Whenever I read or learn about Christ’s atonement, I marvel and tend to I ask the same question Enos asked, “Lord, how is it done?” I often feel as though I have to invent new ways of understanding the atonement every time I come across it just to be able to access it. In Luke’s account, the atonement in the Garden of Gethsemane is described saying, “Saying, Father, I thou be willing remove this cup from me: Nevertheless not my will, but thine, be done…And being in agony he prayed more earnestly; and his sweat was as it were great drops of blood falling down to the ground” (Luke 22: 42-44). It is on these two verses that I wish to use to describe my own understanding of the atonement.
The Atonement brings us closer to God because it allows us to progress. It allows us to overcome the natural things that get in our way of learning and being perfect in this fallen world. This is something that I have been thinking about lately as I have considered how sometimes I do not want this wonderful gift. I have to leave, I have to grow up, and I do not want to. I wish I wanted it; I wish I knew how to access his great atonement that would simply and perfectly heal up my wounds and hush up my fears. I want to live with my parents, I do not want to get married, I do not want to finish my degree. I don’t want things to change. I want to go back to Galilee and sit on the shore watching the sunset and think about Christ forever. And yet, His atonement is there for me, waiting for me. Waiting to help me become better, waiting to comfort me and to uphold me with his righteous, omnipotent hand, even though I do not want it.

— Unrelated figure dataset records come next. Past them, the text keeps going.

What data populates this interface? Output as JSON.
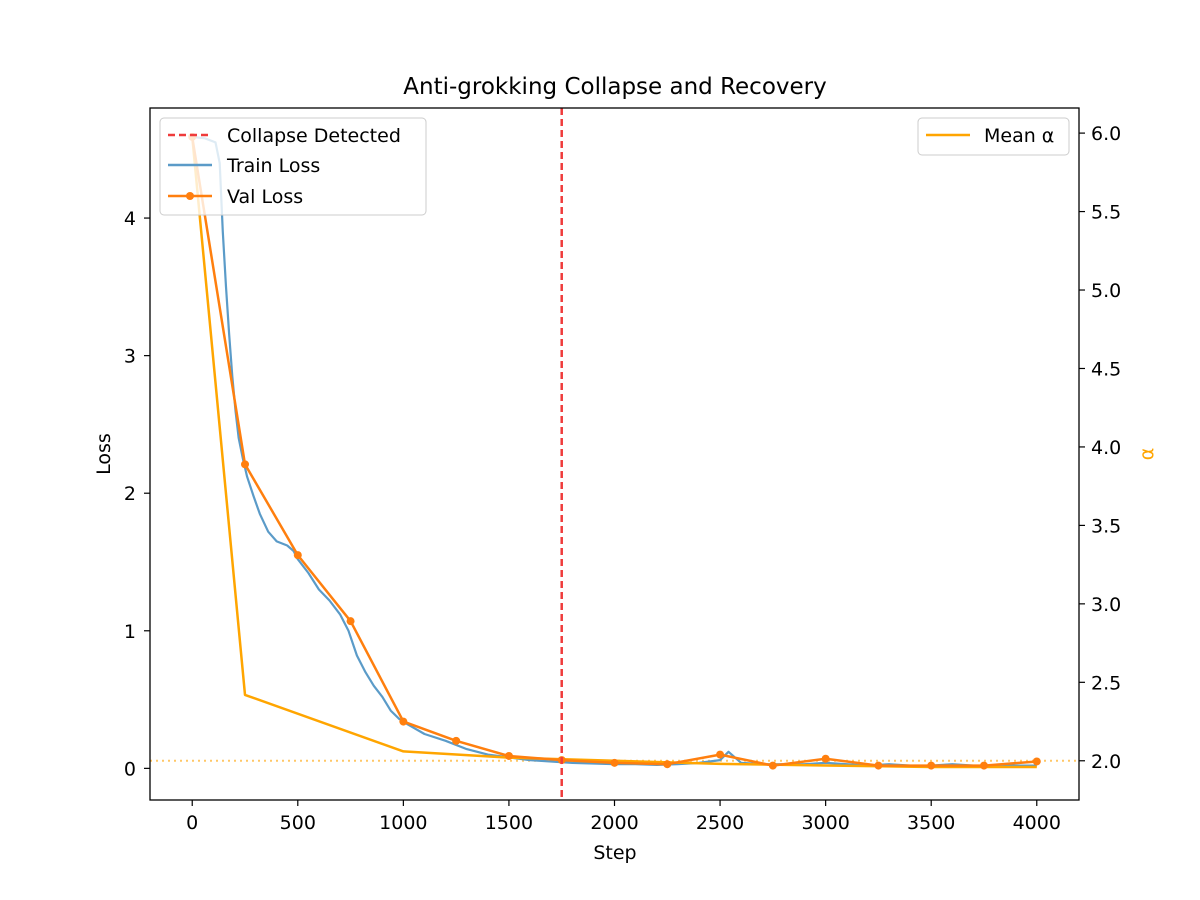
{
  "chart_data": {
    "type": "line",
    "title": "Anti-grokking Collapse and Recovery",
    "xlabel": "Step",
    "ylabel": "Loss",
    "y2label": "α",
    "xlim": [
      -200,
      4200
    ],
    "ylim": [
      -0.23,
      4.8
    ],
    "y2lim": [
      1.75,
      6.16
    ],
    "xticks": [
      0,
      500,
      1000,
      1500,
      2000,
      2500,
      3000,
      3500,
      4000
    ],
    "yticks": [
      0,
      1,
      2,
      3,
      4
    ],
    "y2ticks": [
      2.0,
      2.5,
      3.0,
      3.5,
      4.0,
      4.5,
      5.0,
      5.5,
      6.0
    ],
    "grid": false,
    "colors": {
      "train": "#5b9bc8",
      "val": "#ff7f0e",
      "alpha": "#ffa500",
      "collapse": "#ef3b3b",
      "alpha_ref": "#ffc766",
      "y2label": "#ffa500"
    },
    "collapse_step": 1750,
    "alpha_reference": 2.0,
    "legend_left": {
      "placement": "upper-left",
      "entries": [
        "Collapse Detected",
        "Train Loss",
        "Val Loss"
      ]
    },
    "legend_right": {
      "placement": "upper-right",
      "entries": [
        "Mean α"
      ]
    },
    "series": [
      {
        "name": "Train Loss",
        "axis": "left",
        "x": [
          0,
          60,
          110,
          130,
          145,
          160,
          175,
          190,
          205,
          220,
          240,
          260,
          290,
          320,
          360,
          400,
          450,
          480,
          500,
          550,
          600,
          650,
          700,
          740,
          780,
          820,
          860,
          900,
          940,
          980,
          1020,
          1100,
          1200,
          1300,
          1400,
          1500,
          1600,
          1700,
          1800,
          1900,
          2000,
          2100,
          2200,
          2300,
          2400,
          2450,
          2500,
          2540,
          2600,
          2700,
          2800,
          2900,
          3000,
          3100,
          3200,
          3300,
          3400,
          3500,
          3600,
          3700,
          3800,
          3900,
          4000
        ],
        "y": [
          4.59,
          4.58,
          4.55,
          4.4,
          3.9,
          3.5,
          3.15,
          2.85,
          2.6,
          2.4,
          2.25,
          2.12,
          1.98,
          1.85,
          1.72,
          1.65,
          1.62,
          1.58,
          1.52,
          1.42,
          1.3,
          1.22,
          1.12,
          1.0,
          0.82,
          0.7,
          0.6,
          0.52,
          0.42,
          0.36,
          0.32,
          0.25,
          0.2,
          0.14,
          0.1,
          0.08,
          0.06,
          0.05,
          0.04,
          0.035,
          0.03,
          0.03,
          0.025,
          0.03,
          0.04,
          0.05,
          0.06,
          0.12,
          0.04,
          0.03,
          0.03,
          0.03,
          0.04,
          0.03,
          0.02,
          0.03,
          0.02,
          0.02,
          0.03,
          0.02,
          0.02,
          0.02,
          0.02
        ]
      },
      {
        "name": "Val Loss",
        "axis": "left",
        "x": [
          0,
          250,
          500,
          750,
          1000,
          1250,
          1500,
          1750,
          2000,
          2250,
          2500,
          2750,
          3000,
          3250,
          3500,
          3750,
          4000
        ],
        "y": [
          4.59,
          2.21,
          1.55,
          1.07,
          0.34,
          0.2,
          0.09,
          0.06,
          0.04,
          0.03,
          0.1,
          0.02,
          0.07,
          0.02,
          0.02,
          0.02,
          0.05
        ]
      },
      {
        "name": "Mean α",
        "axis": "right",
        "x": [
          0,
          250,
          1000,
          1500,
          2000,
          2500,
          3000,
          3500,
          4000
        ],
        "y": [
          5.98,
          2.42,
          2.06,
          2.02,
          2.0,
          1.98,
          1.97,
          1.96,
          1.96
        ]
      }
    ]
  }
}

One principle that I have learned in my time in Jerusalem is that Christ had to choose to suffer for my sins, and that choice did not come easily or naturally. It was hard for him. When the time came for him to willingly suffer, he asked the Father if it was really necessary and then in the same breath made himself an active and willing sacrifice. As I read, I am overcome with the feeling that Christ would suffer and atone even if it was just for me. Even if he knew how much I did not deserve it and how much sometimes I don’t even want it.
I do hope that one day my testimony and my faith will encourage me to allow the Atonement into my life and not let my own fears stain it. In Elder Bruce R. McConkie’s, The Purifying Power of Gethsemane, he suggests that what we must do to access the atonement is to simply continue working to understand it. We must read, ponder, and pray so that the Spirit may testify to us of its everlasting truthfulness and power. This work is hard. To stand in the light is just as difficult as cowering in the darkness. It is fighting and it is every day. I have gained a greater testimony of work in Jerusalem. It is not enough to simply believe in Christ’s name. To have a testimony of Christ means something, it influences me. It is not simply a convenient way of thinking but a conscious way of doing and an eternal way of being. But sometimes I worry, because I do not have a perfect testimony of the atonement. The greatest act in human history that forever changes the way I live and I do not understand it. As I was contemplating my frustration I remembered Paul in his letter to the Philippians where he says, “Brethren, I count not myself to have apprehended: but this one thing I do, forgetting those things which are behind, and reaching forth unto those things which are before, I press toward the mark for the prize of high calling of God in Christ Jesus.” (Philippians 3:13-14)
I have not fully been grasped. I have not been perfected and the process still hurts but I’m going to do my best to run with patience. To work every day even when I do not want to, to be better. To be grasped. May I one day have the courage to choose Christ over my selfish fears.